Other components in your phone can be referred to as radios, at least technically, like a cellular radio or a Bluetooth radio, but that still isn't what you're looking for. These components can only send and receive information in the specific bandwidths allocated to cellular communications or used by Bluetooth devices.

You can no more receive a police dispatch transmission with your phone than you can tune in to an FM radio broadcast, even if you happen to have a phone with a built-in FM receiver.

How to Turn a Phone Into a Radio Scanner

To turn your smartphone into a radio scanner, you need an app and either a mobile data plan or access to a Wi-Fi signal.

Since your phone can't receive over-the-air (OTA) transmissions from sources like police radios, you'll rely on radio buffs to receive and then stream transmissions.

Apps are available for each major mobile operating system (OS), and they all work in the same basic manner. Instead of tuning a scanner to a local broadcast that interests you, you choose from streams available in apps that you download to your phone.

Among the many free and subscription-based scanner apps for iOS phones are Police Scanner +, 5-0 Radio Police Scanner, and Police Stream.
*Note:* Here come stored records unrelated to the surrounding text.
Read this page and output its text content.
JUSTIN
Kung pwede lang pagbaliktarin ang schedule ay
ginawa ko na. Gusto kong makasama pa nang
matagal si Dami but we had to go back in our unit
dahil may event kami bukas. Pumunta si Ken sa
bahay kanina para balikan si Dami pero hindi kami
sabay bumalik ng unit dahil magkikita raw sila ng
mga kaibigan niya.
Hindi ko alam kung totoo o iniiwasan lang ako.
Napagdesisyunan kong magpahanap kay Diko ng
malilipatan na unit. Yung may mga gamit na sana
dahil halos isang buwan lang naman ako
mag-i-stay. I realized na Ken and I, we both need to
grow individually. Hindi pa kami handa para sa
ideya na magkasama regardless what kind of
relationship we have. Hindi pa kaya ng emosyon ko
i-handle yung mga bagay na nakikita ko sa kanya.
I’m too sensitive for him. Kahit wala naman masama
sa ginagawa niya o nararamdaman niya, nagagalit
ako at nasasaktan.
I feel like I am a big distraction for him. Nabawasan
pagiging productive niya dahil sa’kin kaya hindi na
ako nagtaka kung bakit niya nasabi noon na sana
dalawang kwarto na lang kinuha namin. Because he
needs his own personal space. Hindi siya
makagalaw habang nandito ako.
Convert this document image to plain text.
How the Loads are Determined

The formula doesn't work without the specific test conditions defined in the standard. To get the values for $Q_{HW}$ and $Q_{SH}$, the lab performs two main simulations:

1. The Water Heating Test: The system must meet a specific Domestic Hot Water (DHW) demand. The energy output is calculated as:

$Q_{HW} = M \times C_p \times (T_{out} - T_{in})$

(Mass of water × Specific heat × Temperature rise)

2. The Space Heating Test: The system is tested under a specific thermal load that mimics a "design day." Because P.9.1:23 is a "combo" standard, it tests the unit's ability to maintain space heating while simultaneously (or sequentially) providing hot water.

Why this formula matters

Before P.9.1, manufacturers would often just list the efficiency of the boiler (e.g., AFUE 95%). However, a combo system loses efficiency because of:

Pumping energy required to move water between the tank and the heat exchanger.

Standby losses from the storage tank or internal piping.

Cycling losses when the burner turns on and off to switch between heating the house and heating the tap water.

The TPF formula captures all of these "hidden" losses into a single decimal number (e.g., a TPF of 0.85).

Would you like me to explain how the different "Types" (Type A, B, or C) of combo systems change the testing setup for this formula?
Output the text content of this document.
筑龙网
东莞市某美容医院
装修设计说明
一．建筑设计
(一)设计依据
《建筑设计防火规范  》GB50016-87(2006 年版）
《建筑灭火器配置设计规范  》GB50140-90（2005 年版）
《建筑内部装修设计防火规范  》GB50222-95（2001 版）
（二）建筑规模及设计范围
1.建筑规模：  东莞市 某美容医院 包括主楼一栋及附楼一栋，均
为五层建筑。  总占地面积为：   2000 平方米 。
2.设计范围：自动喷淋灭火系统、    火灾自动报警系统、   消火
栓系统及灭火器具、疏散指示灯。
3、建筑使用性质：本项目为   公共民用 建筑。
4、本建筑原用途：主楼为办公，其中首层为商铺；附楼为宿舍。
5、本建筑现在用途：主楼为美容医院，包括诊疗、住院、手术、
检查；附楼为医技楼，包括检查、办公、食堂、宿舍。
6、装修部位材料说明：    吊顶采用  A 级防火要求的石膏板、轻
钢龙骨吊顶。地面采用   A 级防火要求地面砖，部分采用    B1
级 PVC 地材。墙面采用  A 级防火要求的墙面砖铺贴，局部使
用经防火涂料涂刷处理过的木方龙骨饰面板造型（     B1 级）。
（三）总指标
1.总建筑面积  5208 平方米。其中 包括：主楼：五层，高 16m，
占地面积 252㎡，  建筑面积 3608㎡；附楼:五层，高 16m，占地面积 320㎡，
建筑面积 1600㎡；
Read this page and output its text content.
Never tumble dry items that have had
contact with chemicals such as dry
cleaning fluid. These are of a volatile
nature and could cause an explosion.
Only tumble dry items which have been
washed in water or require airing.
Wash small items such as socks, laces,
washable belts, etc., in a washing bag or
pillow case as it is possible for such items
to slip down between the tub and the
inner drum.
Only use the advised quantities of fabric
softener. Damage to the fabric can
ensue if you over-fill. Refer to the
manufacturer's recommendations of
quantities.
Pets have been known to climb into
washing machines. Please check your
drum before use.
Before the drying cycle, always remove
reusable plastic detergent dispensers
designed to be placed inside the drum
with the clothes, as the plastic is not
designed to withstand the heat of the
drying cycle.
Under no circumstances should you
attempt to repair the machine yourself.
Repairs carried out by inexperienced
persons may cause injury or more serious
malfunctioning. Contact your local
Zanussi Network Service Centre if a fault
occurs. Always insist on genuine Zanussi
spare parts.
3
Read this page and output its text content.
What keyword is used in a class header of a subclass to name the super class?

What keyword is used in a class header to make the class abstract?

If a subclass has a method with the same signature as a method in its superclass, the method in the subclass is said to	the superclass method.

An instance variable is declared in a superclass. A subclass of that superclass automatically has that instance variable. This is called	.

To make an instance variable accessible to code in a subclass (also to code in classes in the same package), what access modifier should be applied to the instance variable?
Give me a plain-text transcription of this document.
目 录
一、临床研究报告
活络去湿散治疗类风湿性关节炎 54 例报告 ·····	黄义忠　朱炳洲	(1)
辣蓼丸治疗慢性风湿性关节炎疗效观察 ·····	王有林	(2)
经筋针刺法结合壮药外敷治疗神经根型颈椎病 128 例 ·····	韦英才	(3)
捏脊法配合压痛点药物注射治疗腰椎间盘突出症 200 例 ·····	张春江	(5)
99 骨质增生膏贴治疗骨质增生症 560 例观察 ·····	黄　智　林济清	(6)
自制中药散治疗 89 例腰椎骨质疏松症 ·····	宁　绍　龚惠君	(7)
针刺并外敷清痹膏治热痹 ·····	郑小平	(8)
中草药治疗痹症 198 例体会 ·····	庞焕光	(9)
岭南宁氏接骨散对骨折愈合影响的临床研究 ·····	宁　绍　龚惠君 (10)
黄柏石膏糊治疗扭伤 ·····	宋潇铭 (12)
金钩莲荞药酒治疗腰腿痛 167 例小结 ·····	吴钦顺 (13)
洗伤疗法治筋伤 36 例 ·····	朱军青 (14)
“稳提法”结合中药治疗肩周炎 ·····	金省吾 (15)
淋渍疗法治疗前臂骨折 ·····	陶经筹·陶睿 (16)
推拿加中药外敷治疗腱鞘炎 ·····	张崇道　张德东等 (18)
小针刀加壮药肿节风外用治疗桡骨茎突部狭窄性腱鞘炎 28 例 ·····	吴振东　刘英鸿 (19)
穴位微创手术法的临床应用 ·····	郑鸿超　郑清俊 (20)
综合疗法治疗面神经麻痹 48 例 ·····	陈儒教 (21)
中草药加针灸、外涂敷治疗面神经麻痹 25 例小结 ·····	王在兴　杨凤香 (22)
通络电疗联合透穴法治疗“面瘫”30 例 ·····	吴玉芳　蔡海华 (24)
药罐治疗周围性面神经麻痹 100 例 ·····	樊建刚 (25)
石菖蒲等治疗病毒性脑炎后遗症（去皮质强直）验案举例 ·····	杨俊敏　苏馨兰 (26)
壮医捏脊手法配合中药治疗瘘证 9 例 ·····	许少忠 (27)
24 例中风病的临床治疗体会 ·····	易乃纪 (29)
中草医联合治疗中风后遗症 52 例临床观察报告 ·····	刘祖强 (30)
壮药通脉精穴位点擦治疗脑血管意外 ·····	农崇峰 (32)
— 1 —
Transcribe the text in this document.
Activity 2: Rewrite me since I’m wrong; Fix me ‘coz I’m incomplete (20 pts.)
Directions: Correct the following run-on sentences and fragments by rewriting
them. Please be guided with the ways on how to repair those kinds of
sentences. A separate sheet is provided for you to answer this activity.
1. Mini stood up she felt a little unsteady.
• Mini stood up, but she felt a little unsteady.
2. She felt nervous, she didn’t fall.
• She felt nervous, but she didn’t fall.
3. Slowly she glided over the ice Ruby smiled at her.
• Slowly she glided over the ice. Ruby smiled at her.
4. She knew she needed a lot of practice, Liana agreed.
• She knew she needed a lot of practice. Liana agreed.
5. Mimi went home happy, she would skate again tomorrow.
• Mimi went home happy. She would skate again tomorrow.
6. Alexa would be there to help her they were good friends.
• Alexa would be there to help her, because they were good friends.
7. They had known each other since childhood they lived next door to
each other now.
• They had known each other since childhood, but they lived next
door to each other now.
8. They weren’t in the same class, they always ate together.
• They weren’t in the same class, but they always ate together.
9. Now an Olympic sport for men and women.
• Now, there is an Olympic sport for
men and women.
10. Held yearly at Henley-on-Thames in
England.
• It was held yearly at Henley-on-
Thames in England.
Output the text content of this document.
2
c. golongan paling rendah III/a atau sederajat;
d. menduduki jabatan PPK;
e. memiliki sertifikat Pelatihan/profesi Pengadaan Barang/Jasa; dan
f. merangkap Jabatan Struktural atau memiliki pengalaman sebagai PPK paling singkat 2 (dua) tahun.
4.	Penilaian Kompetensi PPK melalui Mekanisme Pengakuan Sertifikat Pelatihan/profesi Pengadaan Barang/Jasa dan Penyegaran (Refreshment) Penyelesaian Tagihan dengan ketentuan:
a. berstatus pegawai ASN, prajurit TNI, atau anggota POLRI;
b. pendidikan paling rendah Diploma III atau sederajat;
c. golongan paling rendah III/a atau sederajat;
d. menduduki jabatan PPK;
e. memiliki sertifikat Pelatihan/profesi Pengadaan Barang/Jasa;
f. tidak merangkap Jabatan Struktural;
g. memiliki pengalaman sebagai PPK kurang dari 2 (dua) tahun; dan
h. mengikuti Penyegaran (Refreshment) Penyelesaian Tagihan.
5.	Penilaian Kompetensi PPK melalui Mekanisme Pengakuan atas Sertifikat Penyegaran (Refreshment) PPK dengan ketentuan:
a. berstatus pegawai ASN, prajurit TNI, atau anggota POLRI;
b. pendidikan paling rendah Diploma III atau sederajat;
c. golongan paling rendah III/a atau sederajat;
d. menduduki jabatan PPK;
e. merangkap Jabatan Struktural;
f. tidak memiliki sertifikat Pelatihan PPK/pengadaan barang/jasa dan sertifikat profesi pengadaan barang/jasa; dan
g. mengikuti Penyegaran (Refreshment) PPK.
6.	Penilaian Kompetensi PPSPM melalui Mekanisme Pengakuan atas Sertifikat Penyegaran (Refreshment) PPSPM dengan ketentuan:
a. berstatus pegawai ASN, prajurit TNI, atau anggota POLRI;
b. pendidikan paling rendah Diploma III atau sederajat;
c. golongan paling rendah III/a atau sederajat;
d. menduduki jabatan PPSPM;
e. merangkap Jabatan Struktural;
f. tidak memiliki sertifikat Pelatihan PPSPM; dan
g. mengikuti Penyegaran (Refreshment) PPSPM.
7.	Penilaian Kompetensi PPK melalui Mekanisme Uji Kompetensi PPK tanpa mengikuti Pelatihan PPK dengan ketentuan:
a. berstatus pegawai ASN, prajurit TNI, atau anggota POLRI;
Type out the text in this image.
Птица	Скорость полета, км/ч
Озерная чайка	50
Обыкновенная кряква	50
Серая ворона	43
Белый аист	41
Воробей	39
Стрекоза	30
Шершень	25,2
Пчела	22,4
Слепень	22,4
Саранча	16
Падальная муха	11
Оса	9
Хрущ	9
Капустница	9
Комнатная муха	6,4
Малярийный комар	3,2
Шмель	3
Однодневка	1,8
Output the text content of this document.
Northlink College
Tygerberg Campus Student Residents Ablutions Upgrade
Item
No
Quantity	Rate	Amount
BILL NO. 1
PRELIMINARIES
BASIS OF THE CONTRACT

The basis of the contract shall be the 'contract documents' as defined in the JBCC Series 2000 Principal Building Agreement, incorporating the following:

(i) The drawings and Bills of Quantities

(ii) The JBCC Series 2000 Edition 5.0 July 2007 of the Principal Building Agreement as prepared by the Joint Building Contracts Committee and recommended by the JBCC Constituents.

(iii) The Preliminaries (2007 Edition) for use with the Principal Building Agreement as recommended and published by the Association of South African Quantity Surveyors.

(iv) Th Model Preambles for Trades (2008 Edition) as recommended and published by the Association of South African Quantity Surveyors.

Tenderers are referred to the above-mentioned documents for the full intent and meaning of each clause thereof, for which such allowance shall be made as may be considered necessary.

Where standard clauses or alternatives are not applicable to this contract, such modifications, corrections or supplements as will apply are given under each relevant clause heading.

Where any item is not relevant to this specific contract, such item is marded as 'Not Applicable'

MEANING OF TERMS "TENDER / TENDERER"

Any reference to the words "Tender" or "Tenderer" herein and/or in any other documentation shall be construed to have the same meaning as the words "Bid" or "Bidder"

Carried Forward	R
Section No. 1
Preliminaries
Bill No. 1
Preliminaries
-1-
If your phone is an Android device, check out the Police Scanner X, Scanner 911, and Broadcastify Police Scanner apps at Google Play.

Depending on where you live, you may be able to tap into local streams or choose to listen in on streams from far distant places.

How Scanner Apps Work

Radio scanner apps, which are also referred to as police scanner apps and phone frequency scanners, rely on networks of radio enthusiasts to provide thousands upon thousands of audio streams.

These enthusiasts have actual, physical radio scanners that they use to pick up local, non-encrypted radio transmissions. They also have the necessary equipment to stream audio sources over the internet and create online radio scanner streams. They do all the heavy lifting so that you can tap the touchscreen on your phone a few times and pull up about any kind of local radio transmission you want.

Police scanner app

Although these programs are often referred to as police scanner apps, they usually aren't that limited in operation.

One of the main uses of these apps is to listen in on local, non-encrypted police and other emergency services communications. These apps provide access to emergency services communications, police dispatches, railway transmissions, other transit communications, and a whole world of other short-range radio transmissions.

Are Radio Scanner Apps Legal?

Legality is a sticky point because police scanners are legal in some places and illegal in others. It's important to check the laws in your jurisdiction before installing one of these apps. You may be charged with a crime if you're arrested and the police find a radio scanner app on your phone. A Google search can turn up your state's laws regarding scanner apps.

If you're brazen enough to use one of these apps in the commission of a crime, the consequences may be even more severe. For example, in Florida, intercepting police communications to assist in a crime or escape automatically escalates the severity of the crime.

As with many other things, the use of radio scanner apps is one of personal responsibility. If they're illegal where you live, you can choose to use one anyway. There's no way to track your usage, so you'll be fine as long as you don't get caught. However, if you are caught, and they are illegal, you'll find out quickly that ignorance of the law isn't an acceptable defense.

On the other hand, if scanner apps are legal where you live, you might have found yourself a new hobby.